In our idiom, an adversative particle is almost indispensable between the clauses; but the more abrupt transition is congenial with the spirit and usage of the Hebrew language. Array, arrange, set in order, so that none shall be omitted or overlooked. See above, on Psalms 5:4 (3). Before thine eyes, literally to thine eyes, or to thy face, again implying that the sight of them is not to be avoided. This declaration of severe fidelity forms an appropriate conclusion to the second lesson of the psalm, or that in which the mask is stripped off from the vicious hypocrite, who professes to serve God while he lives in the grossest violation of his precepts, as in the first part (ver. 7-15) it was torn from the formal hypocrite, who satisfies himself with a mere outward and mechanical performance of rites designed to be significant of spiritual and devout affections.
- (Psalms 50:23) Oh consider this, forgetters of God, lest I rend and there be no deliverer. To both the argumentative invectives which precede there is added in conclusion a solemn exhortation, including both a warning or admonitory threatening and a promise. This verse contains the warning. The Hebrew particle of entreaty is not so well expressed by the now of the English Bible as by the Oh of the Prayer Book version. The image presented in the last clause is that of a ravenous beast, and more especially a lion. See above, on Psalms 22:14 (13).
No deliverer, or more literally none delivering. The description of those addressed, as forgetting (or forgetters of) God, suggests that both forms of hypocrisy exhibited in this psalm owe their origin to ignorance, mistaken notions, or oblivion, of God’s attributes and purposes and former acts.
- (Psalms 50:23) (The man) sacrificing praise shall honour me, and prepare a way that I may shew him the salvation of God, that of which he is the author. This phrase is used instead of my salvation, for the sake of a more sonorous close. The common version of the first clause makes it an identical preposition: whoso offereth praise glorifieth me.
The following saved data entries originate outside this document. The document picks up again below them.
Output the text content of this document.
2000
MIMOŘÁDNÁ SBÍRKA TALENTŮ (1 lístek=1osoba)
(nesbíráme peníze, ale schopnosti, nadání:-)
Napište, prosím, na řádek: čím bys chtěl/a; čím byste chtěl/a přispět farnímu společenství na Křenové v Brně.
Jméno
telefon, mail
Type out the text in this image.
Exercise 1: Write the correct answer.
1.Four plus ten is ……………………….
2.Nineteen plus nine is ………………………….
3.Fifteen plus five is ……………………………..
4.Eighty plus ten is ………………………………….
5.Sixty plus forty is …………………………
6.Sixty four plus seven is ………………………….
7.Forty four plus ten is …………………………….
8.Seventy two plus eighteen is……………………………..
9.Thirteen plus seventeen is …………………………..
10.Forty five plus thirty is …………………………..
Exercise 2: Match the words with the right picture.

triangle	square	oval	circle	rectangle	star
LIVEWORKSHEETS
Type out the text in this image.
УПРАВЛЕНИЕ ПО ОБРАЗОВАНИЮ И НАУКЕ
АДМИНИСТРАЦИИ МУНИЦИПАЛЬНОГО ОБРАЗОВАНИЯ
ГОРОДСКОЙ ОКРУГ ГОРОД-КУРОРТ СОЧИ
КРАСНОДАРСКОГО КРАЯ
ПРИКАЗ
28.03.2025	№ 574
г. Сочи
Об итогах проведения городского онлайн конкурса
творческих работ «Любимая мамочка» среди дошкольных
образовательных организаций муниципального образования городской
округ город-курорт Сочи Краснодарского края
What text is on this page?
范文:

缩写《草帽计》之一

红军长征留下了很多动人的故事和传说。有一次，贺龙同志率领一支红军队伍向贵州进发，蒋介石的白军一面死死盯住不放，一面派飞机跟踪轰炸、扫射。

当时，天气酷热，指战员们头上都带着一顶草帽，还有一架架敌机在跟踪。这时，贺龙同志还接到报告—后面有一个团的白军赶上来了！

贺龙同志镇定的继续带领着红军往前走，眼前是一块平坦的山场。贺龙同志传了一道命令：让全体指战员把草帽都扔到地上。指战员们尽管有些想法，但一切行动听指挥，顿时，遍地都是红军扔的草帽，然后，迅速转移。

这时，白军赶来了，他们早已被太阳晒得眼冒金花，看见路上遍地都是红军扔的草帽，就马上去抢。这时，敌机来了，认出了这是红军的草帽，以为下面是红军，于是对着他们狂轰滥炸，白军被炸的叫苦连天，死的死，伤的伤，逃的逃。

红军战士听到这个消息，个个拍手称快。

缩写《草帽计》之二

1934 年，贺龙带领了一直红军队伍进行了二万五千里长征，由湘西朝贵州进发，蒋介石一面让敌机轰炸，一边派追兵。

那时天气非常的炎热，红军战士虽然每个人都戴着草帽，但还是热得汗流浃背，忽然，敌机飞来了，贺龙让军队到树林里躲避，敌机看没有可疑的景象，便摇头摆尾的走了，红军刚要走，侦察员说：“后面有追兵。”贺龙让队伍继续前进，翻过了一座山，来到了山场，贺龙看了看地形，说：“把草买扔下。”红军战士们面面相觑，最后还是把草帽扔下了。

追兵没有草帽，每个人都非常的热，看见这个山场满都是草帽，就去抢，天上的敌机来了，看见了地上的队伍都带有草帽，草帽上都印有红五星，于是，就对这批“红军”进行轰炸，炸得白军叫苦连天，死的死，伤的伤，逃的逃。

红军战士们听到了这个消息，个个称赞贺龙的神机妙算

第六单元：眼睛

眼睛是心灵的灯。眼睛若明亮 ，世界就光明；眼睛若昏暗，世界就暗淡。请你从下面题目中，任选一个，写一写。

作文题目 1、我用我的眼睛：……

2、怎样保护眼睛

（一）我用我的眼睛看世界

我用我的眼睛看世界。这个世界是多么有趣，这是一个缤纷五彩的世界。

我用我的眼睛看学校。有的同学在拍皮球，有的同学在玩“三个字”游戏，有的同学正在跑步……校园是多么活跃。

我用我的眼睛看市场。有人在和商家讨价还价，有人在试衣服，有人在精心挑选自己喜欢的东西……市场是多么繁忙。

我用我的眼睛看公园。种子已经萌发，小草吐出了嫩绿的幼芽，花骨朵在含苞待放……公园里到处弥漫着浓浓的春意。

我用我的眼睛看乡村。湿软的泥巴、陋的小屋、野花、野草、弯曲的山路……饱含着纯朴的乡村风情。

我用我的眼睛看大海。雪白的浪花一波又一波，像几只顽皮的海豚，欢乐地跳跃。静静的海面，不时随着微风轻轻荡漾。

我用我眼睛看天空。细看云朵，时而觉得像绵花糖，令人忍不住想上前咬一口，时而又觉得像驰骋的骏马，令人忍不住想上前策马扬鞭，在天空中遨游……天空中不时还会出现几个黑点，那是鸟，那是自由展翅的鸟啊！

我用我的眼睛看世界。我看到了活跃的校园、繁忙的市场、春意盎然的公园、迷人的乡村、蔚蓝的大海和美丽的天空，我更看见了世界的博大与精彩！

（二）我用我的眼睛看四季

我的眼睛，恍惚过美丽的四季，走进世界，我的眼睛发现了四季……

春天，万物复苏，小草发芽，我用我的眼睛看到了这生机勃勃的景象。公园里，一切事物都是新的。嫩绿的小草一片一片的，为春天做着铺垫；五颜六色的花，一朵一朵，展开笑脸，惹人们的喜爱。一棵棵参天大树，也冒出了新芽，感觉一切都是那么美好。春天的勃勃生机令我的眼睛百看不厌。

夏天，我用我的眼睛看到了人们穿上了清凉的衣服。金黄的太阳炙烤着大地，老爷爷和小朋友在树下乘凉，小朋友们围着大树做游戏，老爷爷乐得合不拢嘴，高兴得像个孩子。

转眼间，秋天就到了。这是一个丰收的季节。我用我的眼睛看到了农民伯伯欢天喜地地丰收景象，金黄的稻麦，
At the same time it greatly weakens the expression by the use of the ambiguous term offer. The words are all borrowed from Psalms 50:14-15, to which there is therefore a direct allusion, and by which the clause must be interpreted. It is really a promise that he whose offerings are genuine expressions of thanksgiving shall have cause or occasion to praise God for his mercies.
The rest of the sentence is more doubtful. According to the construction above given, which sums to be required by the accents, the meaning is, that he who offers the right kind of sacrifice, as before explained, prepares the way, literally sets or lays a way, by which he shall himself attain to the experience of salvation. But as this confines the promise to the observance of the first great lesson taught in the psalm, we may give it a wider application, and the sentence a more regular form, by rendering the last clause thus, and (the man) ordering (his) way, I will shew the salvation of God. The man ordering his way, i.e. placing it, defining it, marking it out, is then contrasted with such as turn aside unto their crooked ways (Psalms 125:5). The precise form of the construction is, (as to the man) ordering (his) way, I will shew him the salvation of God. This clause then has reference to the second lesson of the psalm (ver. 16-21), as the other to the first (ver. 7-15).
The preposition before salva-tion in Hebrew often gives the verb to see the pregnant sense of gazing at or viewing with delight. See above, on Psalms 22:18 (17), Psalms 37:34.